L’avventura è un succedersi di tre prove, come ha stabilito il Pagemaster, una sorta di Albus Silente che nella visione tra sogno delirio e incubo si stacca dal soffitto. Ogni prova consiste nel dimostrare il proprio coraggio, in premio c’è il poter uscire e portare fuori quei libri. I personaggi scelti sono protagonisti di grandi classici, testi di cui si parla a scuola. Si tratta di Jeckyll e Hyde, di John Long Silver e della sua ciurma, di Jack col fagiolo magico, del Capitano Achab, di un drago.
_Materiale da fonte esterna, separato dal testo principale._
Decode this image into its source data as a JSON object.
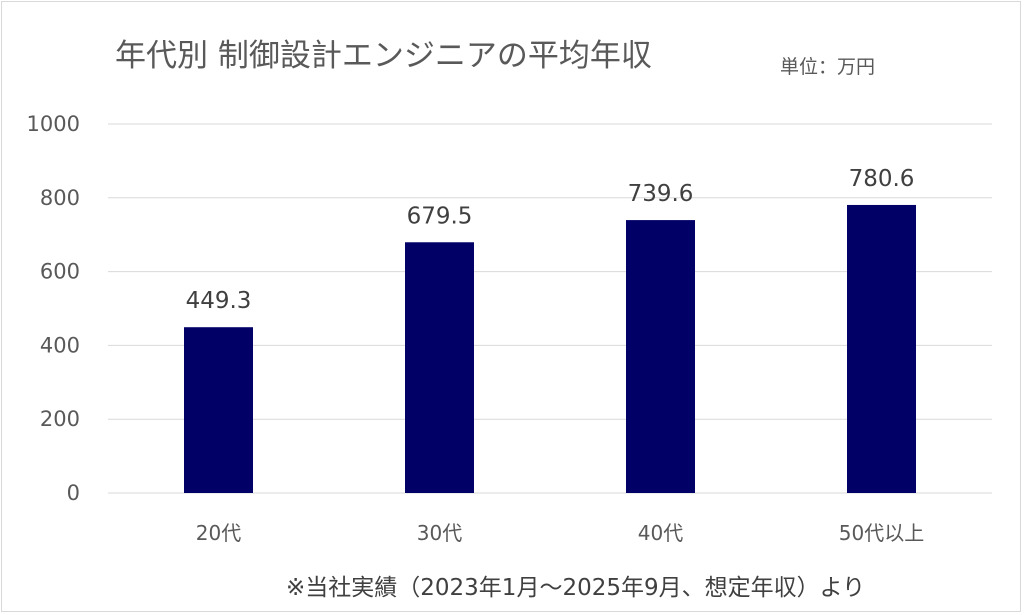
{
  "chart_data": {
    "type": "bar",
    "title": "年代別 制御設計エンジニアの平均年収",
    "unit_label": "単位：万円",
    "categories": [
      "20代",
      "30代",
      "40代",
      "50代以上"
    ],
    "values": [
      449.3,
      679.5,
      739.6,
      780.6
    ],
    "value_labels": [
      "449.3",
      "679.5",
      "739.6",
      "780.6"
    ],
    "ylim": [
      0,
      1000
    ],
    "yticks": [
      "0",
      "200",
      "400",
      "600",
      "800",
      "1000"
    ],
    "ytick_values": [
      0,
      200,
      400,
      600,
      800,
      1000
    ],
    "grid": true,
    "bar_color": "#000066",
    "footnote": "※当社実績（2023年1月～2025年9月、想定年収）より"
  }
}
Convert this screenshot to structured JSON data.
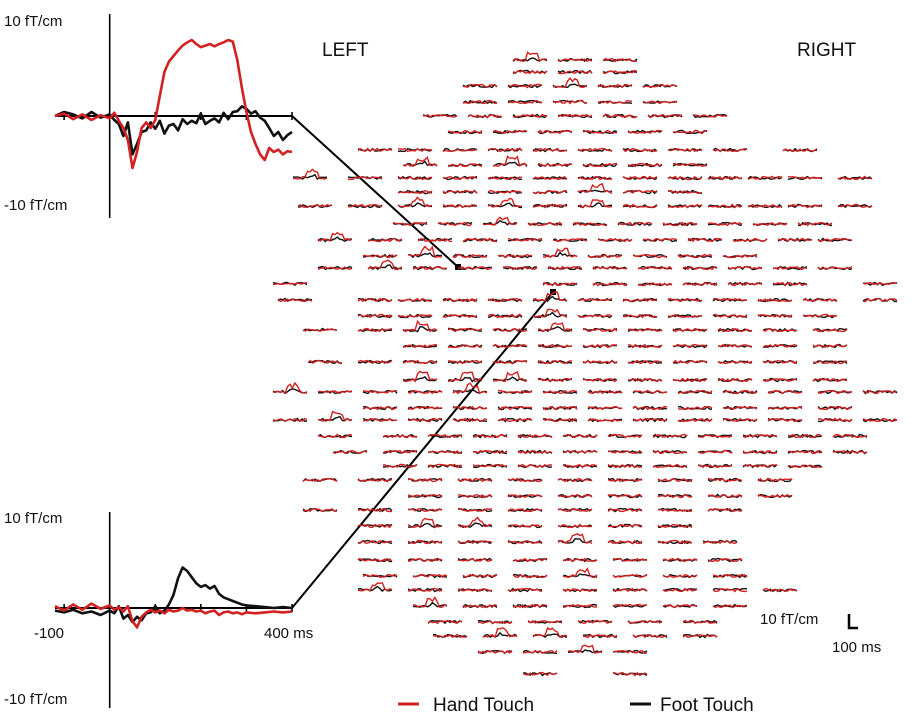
{
  "labels": {
    "left": "LEFT",
    "right": "RIGHT",
    "top_ymax": "10 fT/cm",
    "top_ymin": "-10 fT/cm",
    "bottom_ymax": "10 fT/cm",
    "bottom_ymin": "-10 fT/cm",
    "bottom_xmin": "-100",
    "bottom_xmax": "400 ms",
    "scale_amp": "10 fT/cm",
    "scale_time": "100 ms"
  },
  "legend": {
    "hand": "Hand Touch",
    "foot": "Foot Touch"
  },
  "colors": {
    "hand": "#d42020",
    "foot": "#111111"
  },
  "chart_data": [
    {
      "type": "line",
      "title": "",
      "xlabel": "",
      "ylabel": "",
      "xlim": [
        -120,
        400
      ],
      "ylim": [
        -10,
        10
      ],
      "xticks": [
        -100,
        0,
        100,
        200,
        300,
        400
      ],
      "series": [
        {
          "name": "Hand Touch",
          "x": [
            -120,
            -100,
            -80,
            -60,
            -40,
            -20,
            0,
            10,
            20,
            30,
            40,
            50,
            60,
            70,
            80,
            90,
            100,
            110,
            120,
            130,
            140,
            150,
            160,
            170,
            180,
            190,
            200,
            210,
            220,
            230,
            240,
            250,
            260,
            270,
            280,
            290,
            300,
            310,
            320,
            330,
            340,
            350,
            360,
            370,
            380,
            390,
            400
          ],
          "values": [
            0,
            0.3,
            -0.4,
            0.2,
            -0.5,
            0.1,
            -0.3,
            0.4,
            -0.6,
            -1.5,
            -3.0,
            -6.5,
            -4.5,
            -1.5,
            -0.8,
            -1.5,
            -0.5,
            2.5,
            5.5,
            6.8,
            7.5,
            8.2,
            8.8,
            9.2,
            9.5,
            9.0,
            8.6,
            8.8,
            9.0,
            8.7,
            9.0,
            9.2,
            9.5,
            9.3,
            7.0,
            3.5,
            0.5,
            -2.0,
            -3.5,
            -4.8,
            -5.5,
            -4.0,
            -4.5,
            -4.2,
            -4.8,
            -4.4,
            -4.5
          ]
        },
        {
          "name": "Foot Touch",
          "x": [
            -120,
            -100,
            -80,
            -60,
            -40,
            -20,
            0,
            10,
            20,
            30,
            40,
            50,
            60,
            70,
            80,
            90,
            100,
            110,
            120,
            130,
            140,
            150,
            160,
            170,
            180,
            190,
            200,
            210,
            220,
            230,
            240,
            250,
            260,
            270,
            280,
            290,
            300,
            310,
            320,
            330,
            340,
            350,
            360,
            370,
            380,
            390,
            400
          ],
          "values": [
            0,
            0.5,
            0.2,
            -0.3,
            0.5,
            -0.2,
            0.2,
            -0.5,
            -1.0,
            -2.5,
            -0.8,
            -4.8,
            -3.5,
            -2.0,
            -1.8,
            -0.8,
            -1.6,
            -0.6,
            -2.2,
            -1.2,
            -1.0,
            -1.8,
            -0.4,
            -1.0,
            -0.6,
            -0.9,
            0.3,
            -1.0,
            -0.6,
            -0.3,
            -0.8,
            0.4,
            -0.4,
            0.5,
            0.6,
            1.2,
            0.9,
            0.3,
            0.6,
            -0.2,
            -0.6,
            -1.5,
            -2.5,
            -2.0,
            -3.0,
            -2.4,
            -2.0
          ]
        }
      ]
    },
    {
      "type": "line",
      "title": "",
      "xlabel": "",
      "ylabel": "",
      "xlim": [
        -120,
        400
      ],
      "ylim": [
        -10,
        10
      ],
      "xticks": [
        -100,
        0,
        100,
        200,
        300,
        400
      ],
      "series": [
        {
          "name": "Hand Touch",
          "x": [
            -120,
            -100,
            -80,
            -60,
            -40,
            -20,
            0,
            10,
            20,
            30,
            40,
            50,
            60,
            70,
            80,
            90,
            100,
            110,
            120,
            130,
            140,
            150,
            160,
            170,
            180,
            190,
            200,
            210,
            220,
            230,
            240,
            250,
            260,
            270,
            280,
            290,
            300,
            320,
            340,
            360,
            380,
            400
          ],
          "values": [
            0.2,
            -0.3,
            0.4,
            -0.2,
            0.5,
            -0.1,
            0.3,
            -0.2,
            0.1,
            -0.4,
            0.2,
            -1.5,
            -2.2,
            -1.0,
            -0.5,
            -0.2,
            -0.5,
            -0.3,
            -0.6,
            -0.2,
            -0.4,
            -0.3,
            0,
            -0.3,
            -0.2,
            -0.4,
            -0.3,
            -0.6,
            -0.4,
            -0.3,
            -0.8,
            -0.5,
            -0.4,
            -0.6,
            -0.5,
            -0.7,
            -0.5,
            -0.6,
            -0.5,
            -0.4,
            -0.5,
            -0.4
          ]
        },
        {
          "name": "Foot Touch",
          "x": [
            -120,
            -100,
            -80,
            -60,
            -40,
            -20,
            0,
            10,
            20,
            30,
            40,
            50,
            60,
            70,
            80,
            90,
            100,
            110,
            120,
            130,
            140,
            150,
            160,
            170,
            180,
            190,
            200,
            210,
            220,
            230,
            240,
            250,
            260,
            270,
            280,
            290,
            300,
            320,
            340,
            360,
            380,
            400
          ],
          "values": [
            -0.3,
            -0.5,
            -0.2,
            -0.6,
            -0.4,
            -0.8,
            -0.3,
            -0.6,
            0.2,
            -1.2,
            -0.8,
            -1.6,
            -1.0,
            -1.4,
            -0.6,
            -0.5,
            0.2,
            -0.6,
            -0.3,
            0.4,
            1.5,
            3.4,
            4.6,
            4.2,
            3.5,
            2.8,
            2.4,
            2.6,
            2.2,
            2.5,
            1.6,
            1.2,
            1.0,
            0.8,
            0.6,
            0.4,
            0.3,
            0.2,
            0.1,
            0,
            0.1,
            0
          ]
        }
      ]
    }
  ]
}
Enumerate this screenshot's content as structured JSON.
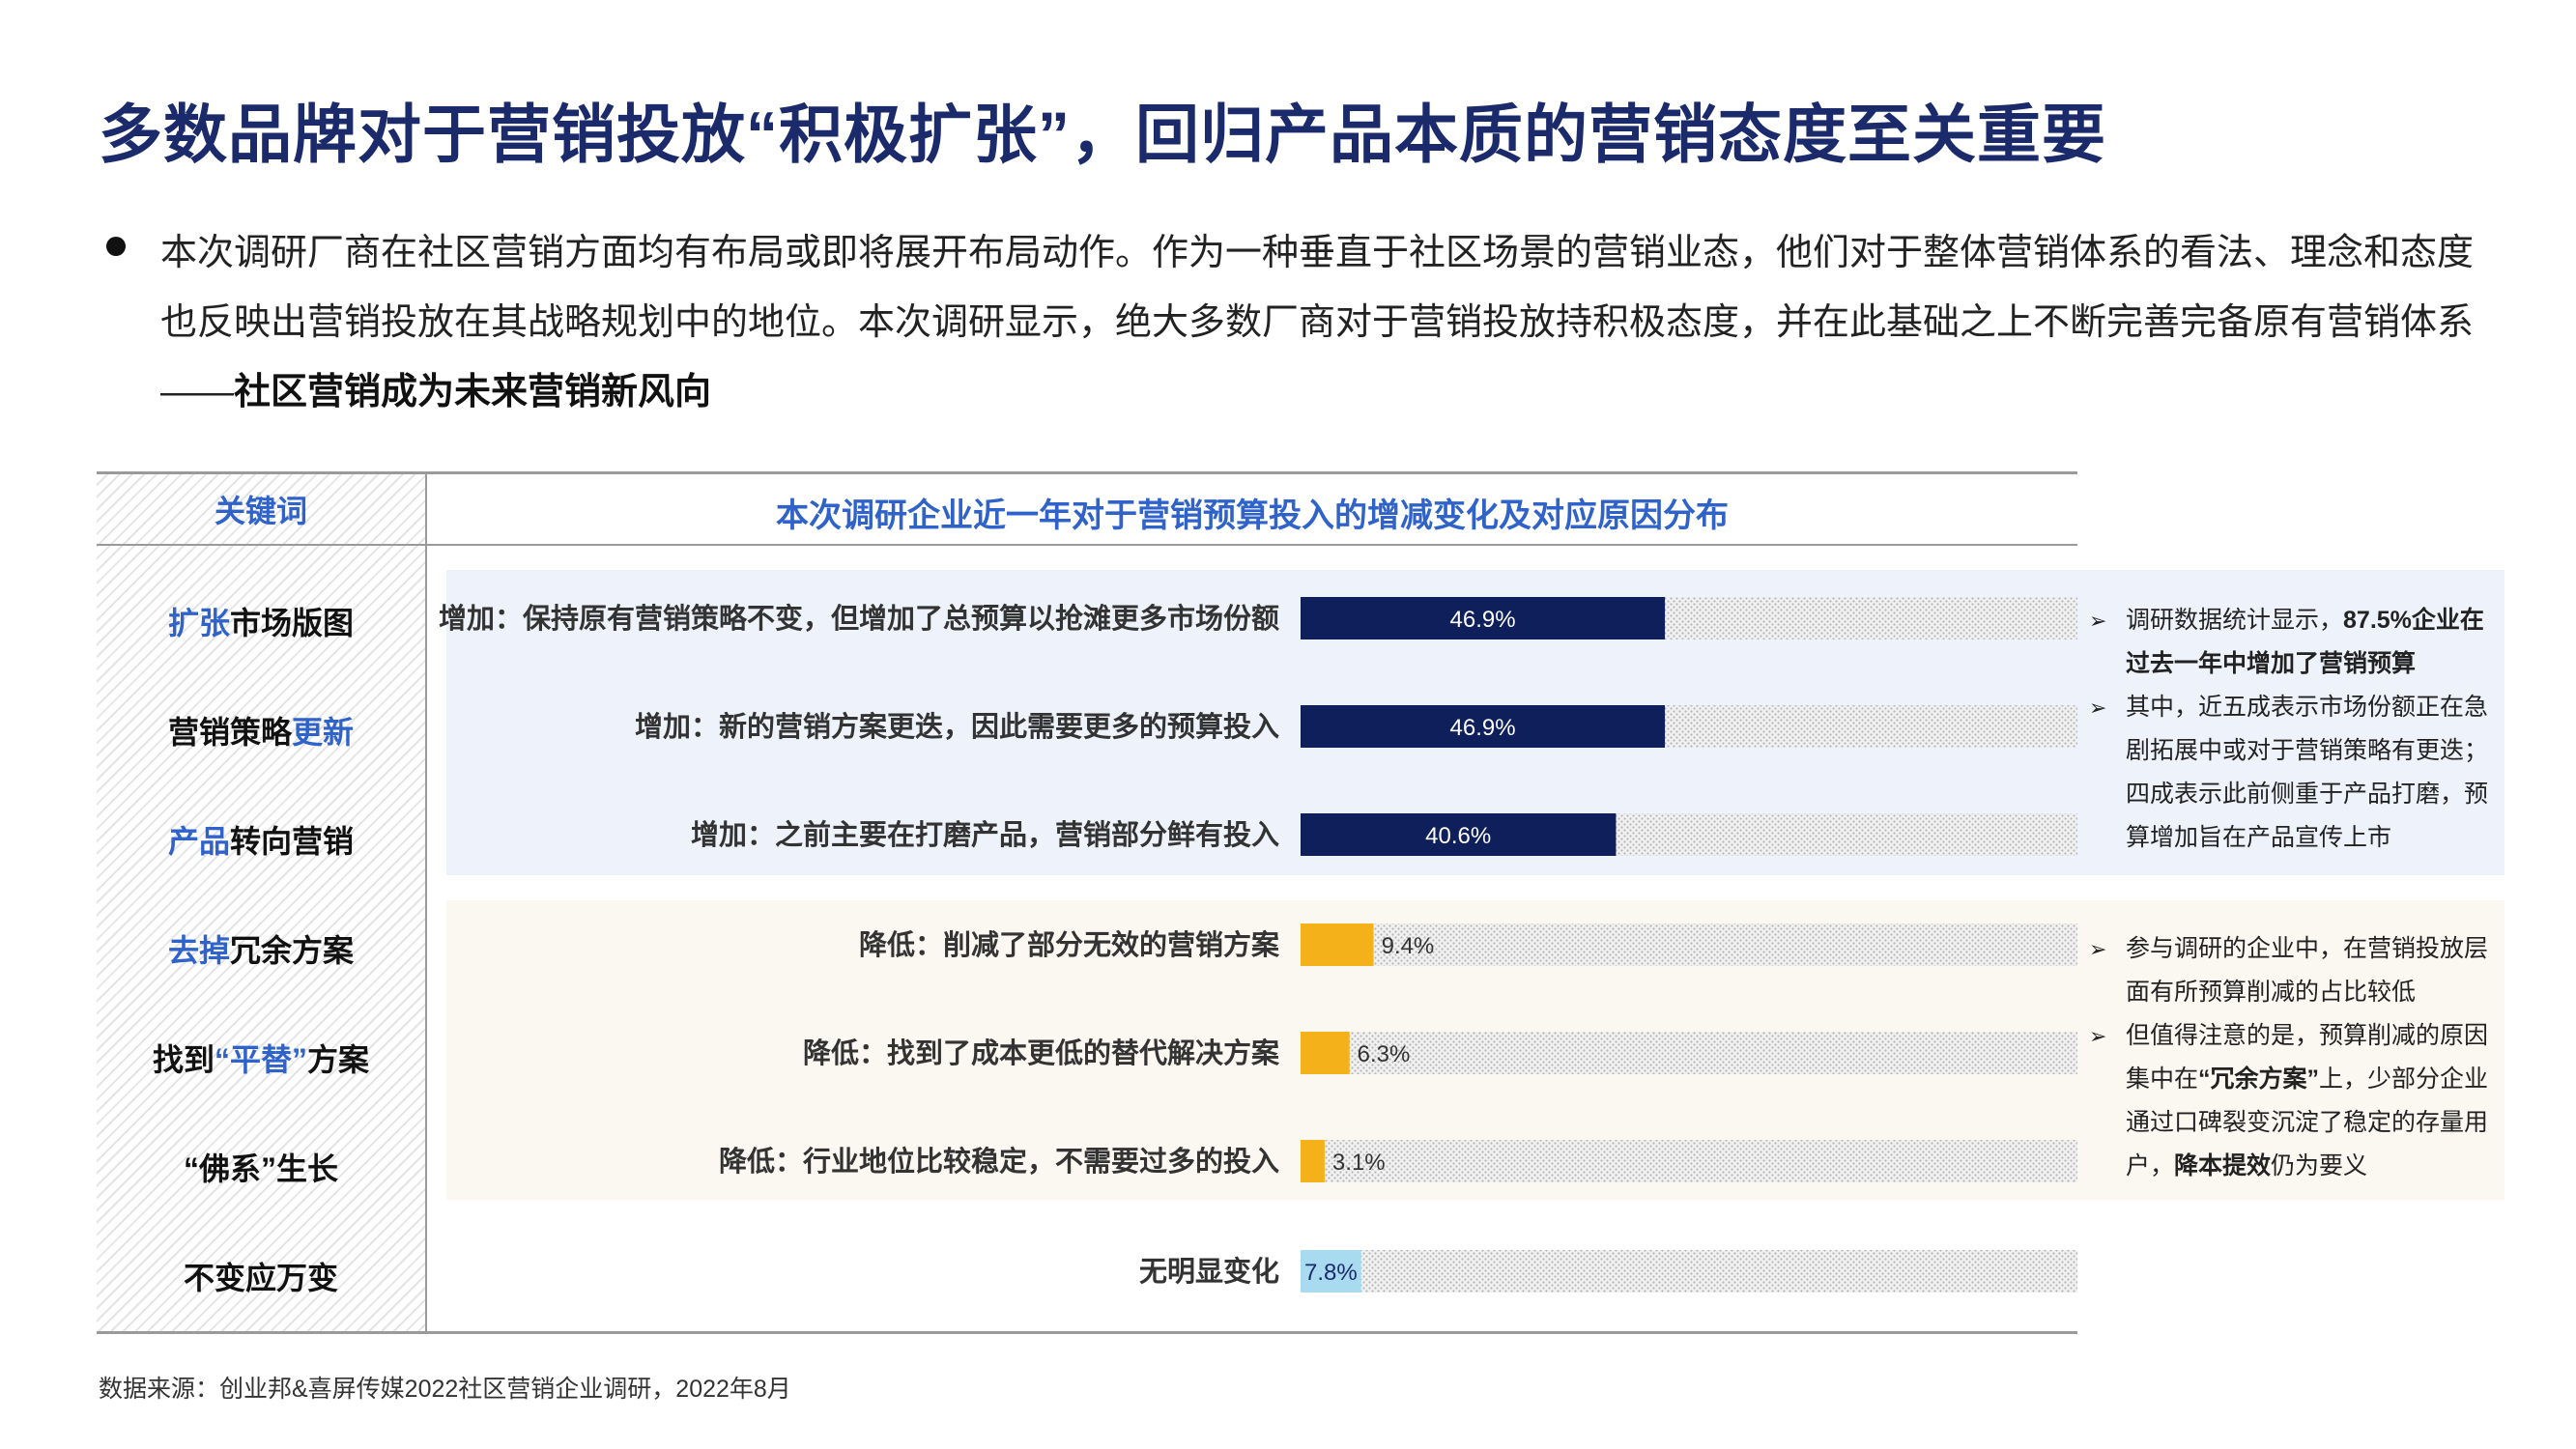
{
  "title": "多数品牌对于营销投放“积极扩张”，回归产品本质的营销态度至关重要",
  "intro": {
    "text": "本次调研厂商在社区营销方面均有布局或即将展开布局动作。作为一种垂直于社区场景的营销业态，他们对于整体营销体系的看法、理念和态度也反映出营销投放在其战略规划中的地位。本次调研显示，绝大多数厂商对于营销投放持积极态度，并在此基础之上不断完善完备原有营销体系——",
    "bold": "社区营销成为未来营销新风向"
  },
  "keywords": {
    "header": "关键词",
    "items": [
      {
        "hl": "扩张",
        "rest": "市场版图",
        "hl_first": true
      },
      {
        "hl": "更新",
        "rest": "营销策略",
        "hl_first": false
      },
      {
        "hl": "产品",
        "rest": "转向营销",
        "hl_first": true
      },
      {
        "hl": "去掉",
        "rest": "冗余方案",
        "hl_first": true
      },
      {
        "pre": "找到",
        "hl": "“平替”",
        "post": "方案"
      },
      {
        "plain": "“佛系”生长"
      },
      {
        "plain": "不变应万变"
      }
    ]
  },
  "chart_data": {
    "type": "bar",
    "orientation": "horizontal",
    "title": "本次调研企业近一年对于营销预算投入的增减变化及对应原因分布",
    "categories": [
      "增加：保持原有营销策略不变，但增加了总预算以抢滩更多市场份额",
      "增加：新的营销方案更迭，因此需要更多的预算投入",
      "增加：之前主要在打磨产品，营销部分鲜有投入",
      "降低：削减了部分无效的营销方案",
      "降低：找到了成本更低的替代解决方案",
      "降低：行业地位比较稳定，不需要过多的投入",
      "无明显变化"
    ],
    "values": [
      46.9,
      46.9,
      40.6,
      9.4,
      6.3,
      3.1,
      7.8
    ],
    "value_labels": [
      "46.9%",
      "46.9%",
      "40.6%",
      "9.4%",
      "6.3%",
      "3.1%",
      "7.8%"
    ],
    "xlim": [
      0,
      100
    ],
    "colors": [
      "#0e1f5b",
      "#0e1f5b",
      "#0e1f5b",
      "#f5b11a",
      "#f5b11a",
      "#f5b11a",
      "#a9dbf0"
    ],
    "grid": false
  },
  "notes": {
    "increase": [
      {
        "text": "调研数据统计显示，",
        "bold": "87.5%企业在过去一年中增加了营销预算",
        "tail": ""
      },
      {
        "text": "其中，近五成表示市场份额正在急剧拓展中或对于营销策略有更迭；四成表示此前侧重于产品打磨，预算增加旨在产品宣传上市",
        "bold": "",
        "tail": ""
      }
    ],
    "decrease": [
      {
        "text": "参与调研的企业中，在营销投放层面有所预算削减的占比较低",
        "bold": "",
        "tail": ""
      },
      {
        "text": "但值得注意的是，预算削减的原因集中在",
        "bold": "“冗余方案”",
        "tail": "上，少部分企业通过口碑裂变沉淀了稳定的存量用户，",
        "bold2": "降本提效",
        "tail2": "仍为要义"
      }
    ]
  },
  "source": "数据来源：创业邦&喜屏传媒2022社区营销企业调研，2022年8月"
}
Ebbene, Richard dovrebbe conoscerli perché ha dieci anni e va a scuola, inoltre sono in romanzi classici, trasposti anche in film, o presenti in fiabe tradizionali che dovrebbe aver sentito narrare. Invece si guarda attorno smarrito, chiede cosa si fa, e poi trova una soluzione, spesso con l’aiuto dei tre libri antropomorfi e della bacchetta magica.
Le interpretazioni di Patrick Stewart, di Whoopi Goldberg e di Frank Welker ovviamente si perdono nel doppiaggio, quindi allo spettatore italiano restano tre buone voci, invece di quelle di tre mostri sacri. C’è una canzone, come era di norma nei vecchi film Disney; è carina quanto dimenticabile
A peggiorare la situazione, la sceneggiatura ripropone in ogni prova lo stesso schema narrativo, con pochi adattamenti. Forse un bambino piccolo si diverte ripetendo la sequenza di eventi con poche variazioni, come in una filastrocca, e uno un po’ più grande si annoia. Tra l’altro il tanto sognato compenetrarsi di sequenze animate e con attori in carne ed ossa non c’è, ma c’è una cornice con attori e soltanto il sogno è a cartoni, un po’ come avveniva nel Mago di Oz con il bianco e nero e il colore.
Il tratto grafico è deludente, anche per spettatori abituati all’animazione occidentale per serie televisive. Le figure sono caratterizzate da un tratto semplice, colorato, e l’espressività è molto semplice.
In questa accozzaglia di stereotipi, frasi fatte, morale da biscotto della fortuna si salva il Bibliotecario Mr Dewey, Dewey come il pedagogista più amato dagli Americani. Christopher Lloyd crea un personaggio eccentrico e dotato di un fascino ambiguo, che sta sullo schermo il minimo indispensabile.
A proposito, questo film è quasi un mediometraggio con i suoi settantadue minuti. Può darsi che, nonostante le troppe pecche, sia perfetto per bambini da quattro a sette, otto anni. In questo caso, hanno fatto male a presentarlo come un film per famiglie, poiché non è vero che soddisfa tutte le generazioni. Ammesso e non concesso che uno spettacolo possa davvero venire incontro a un audience misto per età, per cultura, per gusti. Pagemaster delude e dovrebbe essere vietato ai maggiori di otto anni: un adulto a meno che non decida di tornare alla prima infanzia si annoia.
Come reciterebbe un noto meme, è La Storia infinita… quando la ordini da Wish…!

 

 

Cuccussette vi ringrazia della lettura.